Sustainability is now expected to be the norm for European companies, which means they cannot claim a “green premium”. Nevertheless, their customers expect them to compete on price with companies in other markets that have lower social and environmental standards. Cooreman said the challenge facing European companies is how they create value out of having high standards of due diligence and ESG.
Discussion at the conference emphasized that due diligence should not be a “box-ticking exercise” on the part of companies. Instead, companies should use it as an opportunity to drive positive change through engagement with their suppliers. It is also an opportunity for them to be more transparent with their stakeholders and to understand the issues on the ground affecting their suppliers.
There is some uncertainty around how the CSDDD will affect businesses, and whether it will have all the desired positive effect when it comes to driving sustainability behaviors, said Maria Larsson, Chair of the Company Law Working Group for BusinessEurope. Businesses want rules that are reasonable and proportionate and can be applied in practice. They want liability and sanctions to be reasonable as well. So, they are concerned by the possibility of being fined up to 5% of net turnover for non-compliance with the CSDDD. They also believe that it will be challenging to carry out the risk assessment that will enable them to prioritize their most significant environmental and human rights risks. Larsson emphasized that when the directive is transposed into national law, authorities should support companies to take meaningful action and recognize efforts rather than only focus on mistakes made.
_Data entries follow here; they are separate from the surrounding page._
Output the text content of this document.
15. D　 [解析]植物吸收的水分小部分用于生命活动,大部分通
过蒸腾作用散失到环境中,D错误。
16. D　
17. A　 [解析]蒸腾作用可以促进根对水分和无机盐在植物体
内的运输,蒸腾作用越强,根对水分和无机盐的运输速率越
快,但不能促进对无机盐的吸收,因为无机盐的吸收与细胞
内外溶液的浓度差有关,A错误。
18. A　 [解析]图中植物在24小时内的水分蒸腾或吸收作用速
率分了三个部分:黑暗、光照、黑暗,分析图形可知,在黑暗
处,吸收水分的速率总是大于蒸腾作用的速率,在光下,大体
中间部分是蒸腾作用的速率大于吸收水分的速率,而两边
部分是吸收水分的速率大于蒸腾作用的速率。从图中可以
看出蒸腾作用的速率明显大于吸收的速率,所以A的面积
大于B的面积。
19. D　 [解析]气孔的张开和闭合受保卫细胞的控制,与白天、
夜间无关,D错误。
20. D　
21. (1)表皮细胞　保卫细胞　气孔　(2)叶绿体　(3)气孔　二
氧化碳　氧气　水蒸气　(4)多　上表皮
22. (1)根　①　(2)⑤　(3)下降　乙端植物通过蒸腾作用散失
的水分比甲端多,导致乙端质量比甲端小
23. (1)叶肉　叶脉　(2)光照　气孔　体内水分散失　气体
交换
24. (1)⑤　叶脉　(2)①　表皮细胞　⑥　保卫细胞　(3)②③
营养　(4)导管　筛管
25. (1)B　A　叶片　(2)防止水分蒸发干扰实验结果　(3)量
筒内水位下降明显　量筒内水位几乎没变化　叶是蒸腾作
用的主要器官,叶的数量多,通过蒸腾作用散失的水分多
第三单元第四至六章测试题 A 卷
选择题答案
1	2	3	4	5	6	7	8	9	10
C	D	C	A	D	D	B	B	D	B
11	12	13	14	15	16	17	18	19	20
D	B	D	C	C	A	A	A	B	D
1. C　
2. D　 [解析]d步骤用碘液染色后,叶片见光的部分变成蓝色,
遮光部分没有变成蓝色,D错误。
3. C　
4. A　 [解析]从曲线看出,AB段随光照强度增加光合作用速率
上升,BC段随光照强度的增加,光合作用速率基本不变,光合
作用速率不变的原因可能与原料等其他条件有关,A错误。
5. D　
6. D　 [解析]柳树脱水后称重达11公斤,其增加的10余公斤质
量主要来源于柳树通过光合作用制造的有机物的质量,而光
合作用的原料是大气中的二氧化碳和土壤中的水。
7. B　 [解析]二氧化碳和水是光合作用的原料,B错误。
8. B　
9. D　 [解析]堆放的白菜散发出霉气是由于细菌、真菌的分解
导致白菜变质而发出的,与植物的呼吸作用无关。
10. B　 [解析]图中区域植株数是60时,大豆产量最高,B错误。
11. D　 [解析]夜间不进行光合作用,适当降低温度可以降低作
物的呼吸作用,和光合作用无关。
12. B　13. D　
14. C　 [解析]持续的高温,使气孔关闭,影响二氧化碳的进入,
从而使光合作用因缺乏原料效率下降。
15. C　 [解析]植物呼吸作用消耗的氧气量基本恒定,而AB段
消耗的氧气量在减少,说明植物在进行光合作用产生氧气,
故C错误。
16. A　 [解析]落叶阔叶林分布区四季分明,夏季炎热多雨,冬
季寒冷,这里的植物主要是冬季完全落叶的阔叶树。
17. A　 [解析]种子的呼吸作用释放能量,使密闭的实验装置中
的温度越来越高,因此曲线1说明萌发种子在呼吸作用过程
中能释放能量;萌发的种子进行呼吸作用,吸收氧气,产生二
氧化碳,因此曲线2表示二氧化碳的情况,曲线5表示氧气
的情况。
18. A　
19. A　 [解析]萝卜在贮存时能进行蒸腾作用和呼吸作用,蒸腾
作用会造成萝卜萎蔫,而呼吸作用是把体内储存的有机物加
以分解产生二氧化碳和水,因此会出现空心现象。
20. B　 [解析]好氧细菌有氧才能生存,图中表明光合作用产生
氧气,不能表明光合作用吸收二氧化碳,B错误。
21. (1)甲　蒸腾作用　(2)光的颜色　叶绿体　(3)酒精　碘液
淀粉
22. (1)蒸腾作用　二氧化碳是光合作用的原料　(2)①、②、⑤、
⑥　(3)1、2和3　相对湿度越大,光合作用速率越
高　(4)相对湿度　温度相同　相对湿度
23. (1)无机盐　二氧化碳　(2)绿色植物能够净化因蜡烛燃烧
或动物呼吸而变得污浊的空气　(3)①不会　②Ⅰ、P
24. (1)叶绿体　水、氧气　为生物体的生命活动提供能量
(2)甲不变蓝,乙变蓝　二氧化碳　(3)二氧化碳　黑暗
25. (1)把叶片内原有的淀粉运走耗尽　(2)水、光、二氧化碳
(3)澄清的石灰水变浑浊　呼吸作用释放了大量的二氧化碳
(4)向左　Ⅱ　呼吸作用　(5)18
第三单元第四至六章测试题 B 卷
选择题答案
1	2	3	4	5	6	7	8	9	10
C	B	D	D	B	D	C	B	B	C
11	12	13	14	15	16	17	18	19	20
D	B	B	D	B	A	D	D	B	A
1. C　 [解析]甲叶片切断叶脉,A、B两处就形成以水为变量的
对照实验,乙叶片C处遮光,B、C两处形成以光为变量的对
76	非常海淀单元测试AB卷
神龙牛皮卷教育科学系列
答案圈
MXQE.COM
Over half (54%) of audience members who responded to a poll at the conference thought the CSDDD would significantly impact how businesses operate within and beyond Europe by posing potential challenges. Nearly a fifth (17%) were more optimistic, however, believing that the directive would have a significant positive impact.
Dan Dionisie, Head of the Company Law Unit, DG JUST, at the European Commission, specifically addressed what he described as some “myths” associated with the CSDDD. The directive is not bad for business, he argued. On the contrary, sustainability makes business sense. Additionally, it is better to have an EU-wide regime that creates a level playing field rather than different due diligence regimes in different member states, and the directive does not only apply to EU companies, but also to non-EU companies that do significant business in the EU. He also said the directive was not unduly cumbersome, was beneficial to the agricultural sector in the EU, and included support and protection for SMEs. Furthermore, the CSRD reporting requirements that are already in place will make it easier for the companies in scope to carry out their due diligence.
Catherine Clark, from Aviva Investors’ Sustainable Finance Centre for Excellence, said the CSDDD is helping to raising the bar when it comes to corporate due diligence and making it easier to fund the transition to a more sustainable economy. She said Aviva Investors wants to support companies that are already doing due diligence well and nudge others to raise their game. “We believe it’s important to have these high standards, full stop,” she said. Clark added that due diligence is also about managing risk from an investment perspective, saying: “There is information and data that we will be able to draw through the CSDDD process – that we haven't currently got for the companies – that tell us what's happening on the ground. That sort of information could help investors like us to make better informed decisions.”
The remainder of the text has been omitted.